Use of in vivo microCT scanning allows one to detect very small changes, because longitudinal data are collected. In the control group we observed an absolute decline in BV/TV of 7.5% (SD 1.63) at three weeks (Table 1). At a power of 0.8, an α of 0.05 and with four animals per group, this gives a detectable alternative of 2.5% when comparing means of two groups. Thus, we would have been able to detect an effect of PEMF if the treatment had decreased trabecular bone loss to 5% or less compared to controls. Similar calculations for changes in CtV show that we would have been able to detect an effect of PEMF when cortical thickening was prevented by 0.25 mm3 or less given that control animals gain 0.6 (SD 0.17) mm3 of cortical bone in three weeks. In our opinion this is sufficient power because effects smaller than this would most likely not be of clinical significance. With this power we were also able to detect differences when bone changes at the magnitude of other studies were found.

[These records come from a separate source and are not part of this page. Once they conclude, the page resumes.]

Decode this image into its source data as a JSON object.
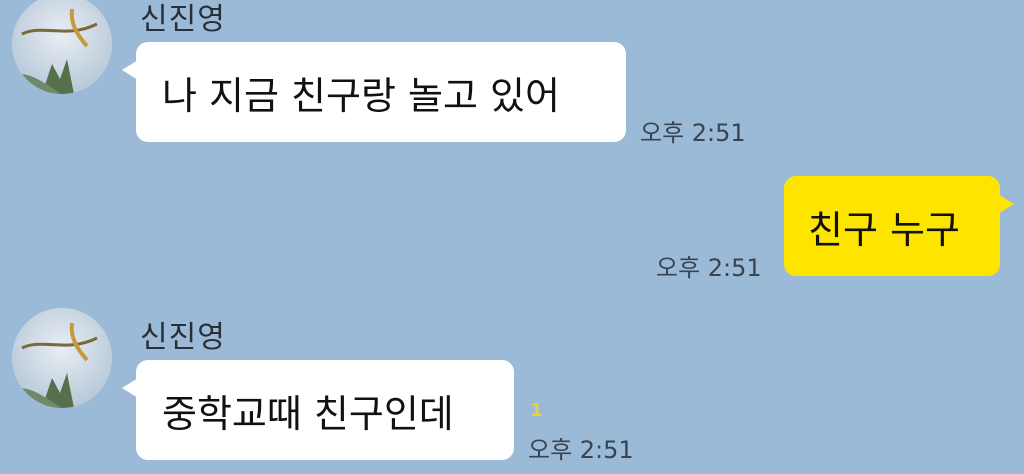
{
  "chat": {
    "messages": [
      {
        "sender": "신진영",
        "text": "나 지금 친구랑 놀고 있어",
        "time": "오후 2:51",
        "direction": "incoming"
      },
      {
        "text": "친구 누구",
        "time": "오후 2:51",
        "direction": "outgoing"
      },
      {
        "sender": "신진영",
        "text": "중학교때 친구인데",
        "time": "오후 2:51",
        "unread": "1",
        "direction": "incoming"
      }
    ]
  },
  "colors": {
    "background": "#9bbad8",
    "incoming_bubble": "#ffffff",
    "outgoing_bubble": "#fee500",
    "unread": "#e5d33a"
  },
  "icons": {
    "avatar": "profile-avatar-icon"
  }
}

In a clinical trial it was shown that by treating the proximal forearm of osteoporosis-prone women, an increase in BMD was induced at the distal radius of the treated side and also at the contralateral side, which suggests PEMF induced a systemic effect [23]. It is peculiar that this research and the strong beneficial effects in earlier animal experiments have not led to a range of clinical trials in which the effect of this safe and non-invasive intervention on bone mass is further examined. For many years attempts have been made to perform a prospective randomised controlled trial to determine the effect of PEMF on non-unions, but due to a lack of sufficient numbers for adequate statistical power this has never been achieved [17, 20, 37, 38]. Obtaining sufficient numbers would not be a problem in a clinical trial examining the effects of PEMF on bone mass in healthy or osteoporotic individuals. Because PEMF does not induce any side effects and the exact experimental set-up is important for the outcome, it would be more logical and favourable to perform future studies on the effect of PEMF on bone in humans and not in animals. With the use of non-invasive techniques such as dual-energy X-ray absorptiometry (DXA) scanning and peripheral microCT scanning the role of PEMF in osteoporosis could be determined with certainty.

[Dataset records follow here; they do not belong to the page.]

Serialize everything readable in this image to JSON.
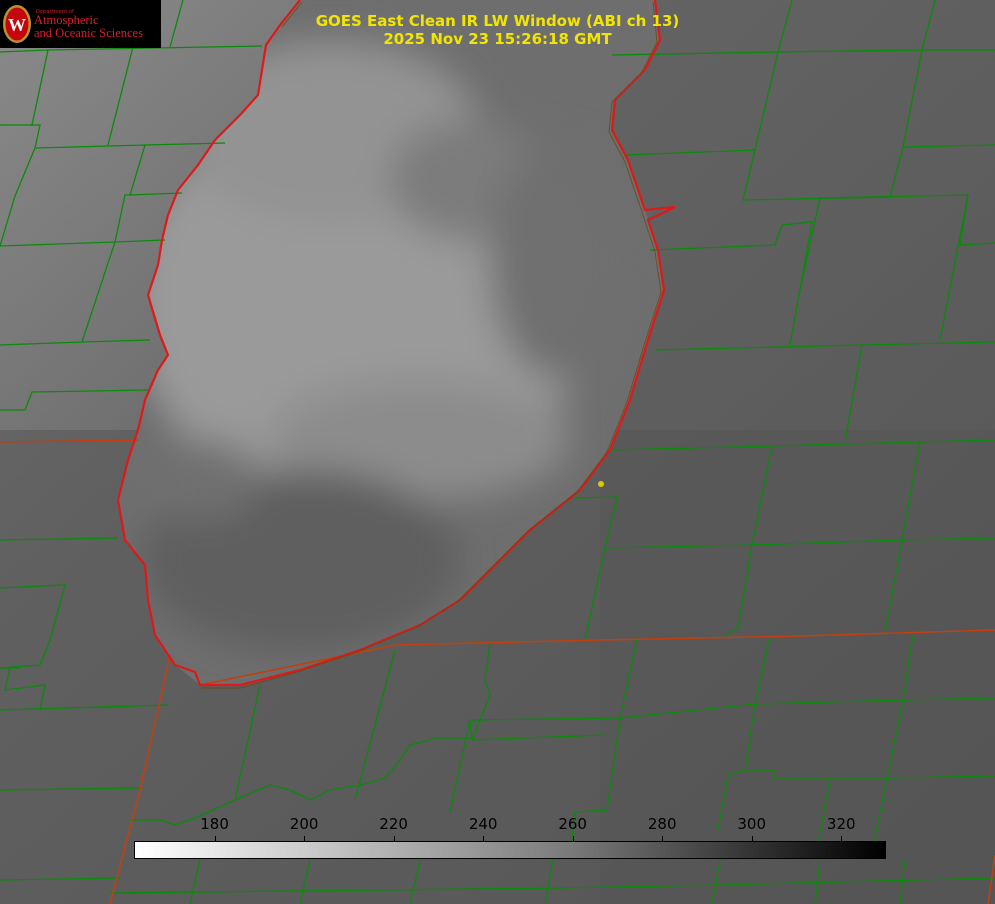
{
  "title": {
    "line1": "GOES East Clean IR LW Window (ABI ch 13)",
    "line2": "2025 Nov 23 15:26:18 GMT"
  },
  "logo": {
    "small": "Department of",
    "line1": "Atmospheric",
    "line2": "and Oceanic Sciences",
    "seal_letter": "W"
  },
  "colorbar": {
    "ticks": [
      "180",
      "200",
      "220",
      "240",
      "260",
      "280",
      "300",
      "320"
    ],
    "tick_values": [
      180,
      200,
      220,
      240,
      260,
      280,
      300,
      320
    ],
    "min": 162,
    "max": 330,
    "gradient": [
      "#ffffff",
      "#7a7a7a",
      "#000000"
    ]
  },
  "colors": {
    "title": "#f2e600",
    "county_lines": "#0b8a0b",
    "state_lines": "#c0400f",
    "lake_outline": "#e01818",
    "marker": "#e0c800",
    "logo_text": "#d82028"
  }
}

In this study we could not demonstrate a positive effect of PEMF on the bone architecture in a ovariectomised rat model of osteoporosis. This is in accordance with earlier published work. However, because there are studies that did find strong effects, it might be that PEMF are very effective under the right circumstances. It might therefore be more practicable to examine the effects of PEMF on bone mass directly in humans such that translation from small animal experiments is not an issue. However, the results obtained in our study do not substantiate a potential role for the use of PEMF in post-menopausal osteoporosis.